ケイコの笑顔が見える場面もあります。同じ障害を持つ友人たちとのランチ。いつも彼女に優しいのでしょう、年長の同僚と手話で会話する時。自分と親睦を図ろうとする、弟の彼女の好意を感じる時。彼女を案じる母(中島ひろ子)や弟の気遣いや、ジムの会長やトレーナーの期待。自分は孤独ではないのだと、ケイコ自身も理解しているはずです。

しかし、ボクシングを続けるか葛藤しているケイコに、「悩み事があるなら、話して。話すだけでも気が楽になる」と心配する弟に「話しても何も変わらない」と、手話で返事するケイコ。

解るよ。そうだよ。障害を持ちながらボクシングをしているのは、ケイコ固有の葛藤です。同じ立場の人はいない。私は思春期、複雑で不和の絶えない家庭について、悩みを抱えていました。でも何故か私の周囲には、絵に描いたような平凡で幸せな家庭の子ばかり。誰にも打ち明けませんでした。言っても仕方ないから。「ケイケイは明るくて、悩み事なんかないよね?」と、笑顔で言われた時は、止めの一撃でした。それを言われても、私も自分は孤独ではないと、解かっていました。

人に相談できる悩みは、本当の悩みじゃないんだと、その時強く思いました。本当の悩み事は、自分一人で苦しんで答えを出すものなんだと。ケイコは仏頂面、当時の私は笑顔。

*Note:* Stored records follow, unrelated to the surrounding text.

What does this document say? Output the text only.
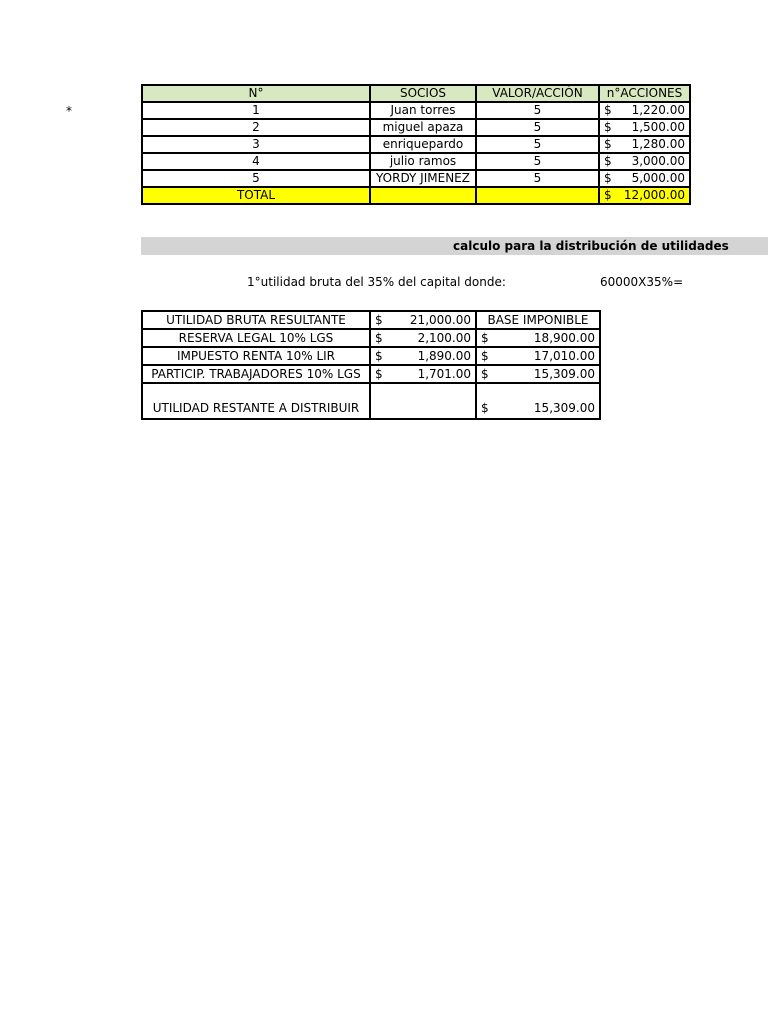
*
N°	SOCIOS	VALOR/ACCIÓN	n°ACCIONES
1	Juan torres	5	$ 1,220.00

2	miguel apaza	5	$ 1,500.00

3	enriquepardo	5	$ 1,280.00

4	julio ramos	5	$ 3,000.00

5	YORDY JIMENEZ	5	$ 5,000.00

TOTAL			$ 12,000.00
calculo para la distribución de utilidades
1°utilidad bruta del 35% del capital donde:	60000X35%=
UTILIDAD BRUTA RESULTANTE	$ 21,000.00	BASE IMPONIBLE
RESERVA LEGAL 10% LGS	$ 2,100.00	$ 18,900.00

IMPUESTO RENTA 10% LIR	$ 1,890.00	$ 17,010.00

PARTICIP. TRABAJADORES 10% LGS	$ 1,701.00	$ 15,309.00

UTILIDAD RESTANTE A DISTRIBUIR		$ 15,309.00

両方とも甲冑なんでしょうね。

会長はケイコのボクサーとしての才能を問われて、「才能は無いかな。でもケイコには人としての器量がある」と答えます。その器量は、仏頂面の中、障害に対しての様々な鬱屈を、ケイコが人としての器量の大きさに変えていったのだと思います。障害にばかり目が行き、彼女の器量に目を向ける人は少ないと思います。そんな中、会長を引き合わせたのは、彼女の自尊心の高さと、責任感だと思います。自分の人生、守られる障害者だけで、終わってはいけないと。よく解るよ。私も折角生まれたきたんだもの、幸せになるまで頑張るんだと思っていました。だからグレずに済んだんだもの。

母が撮った試合の録画は、ブレブレでした。戦い流血する娘を、観ていられなかったのでしょう。母の気持ちが伝わり、私は泣けて仕方ありませんでした。何故ボクシングをするのか?障害のストレスからか?と、心を痛めているのでしょう。健常者に生んであげられなかったと、この善き母は、ずっと自分を責めているのだと思います。ケイコはケイコで、障害者以外の自分を、しっかり母に観て貰いたいのです。それがたまたま、ボクシングであっただけです。

岸井ゆきのが素晴らしい!運動神経や動体視力がすごくて、びっくりしました。ボクシングのシーンも様になっていました。売れっ子なのに、いつ練習したんでしょう?台詞がほぼない中、ケイコが何を思い何を考えているのか、「手に取るように」ではなく、見る人に委ねる演技が、とにかく秀逸です。「障害者以外の自分」に、ボクサーを選んだのは、彼女の人生に対しての熱量と、一致したからではないかなぁ。「器量」が大きいんだものね。

もうお爺さんと言っていい役柄の三浦友和がすごくいい!カッコ良くもなく渋くもなく、でもそれこそ、「器量の大きさ」を感じさせる会長でした。奥さん役は仙道敦子。超久しぶりに観ました。綺麗に年齢を重ねて、三浦友和とも実年齢に差があると思いますが、熟年夫婦の穏やかな絆を感じさせて好演でした。三浦誠己は、「母性」のドクズの夫から、誠実で熱意のあるトレーナー役に大変身。いい役者さんです。

ラスト、試合の後日、対戦相手がわざわざケイコを見つけ、「この間はありがとうございました」と、挨拶に駆け寄ります。さっきまで殴り合いをしていた相手と、ゴング終了のあと、お互い肩を抱き合い健闘を称え合うのは、ボクシングの醍醐味の一つと、聞いた事があります。この醍醐味は、私は障害の如何を問わないものだと思います。ケイコはジム閉鎖後、どうするのか?目を潤ませても、決して涙は流さないケイコ。その気の強さは、ボクシングに向いていると思います。

聴覚障碍者に対して理解も深め、かつ秀逸な人間ドラマでした。地味な作品ですが、ずっしりと手応えのある作品です。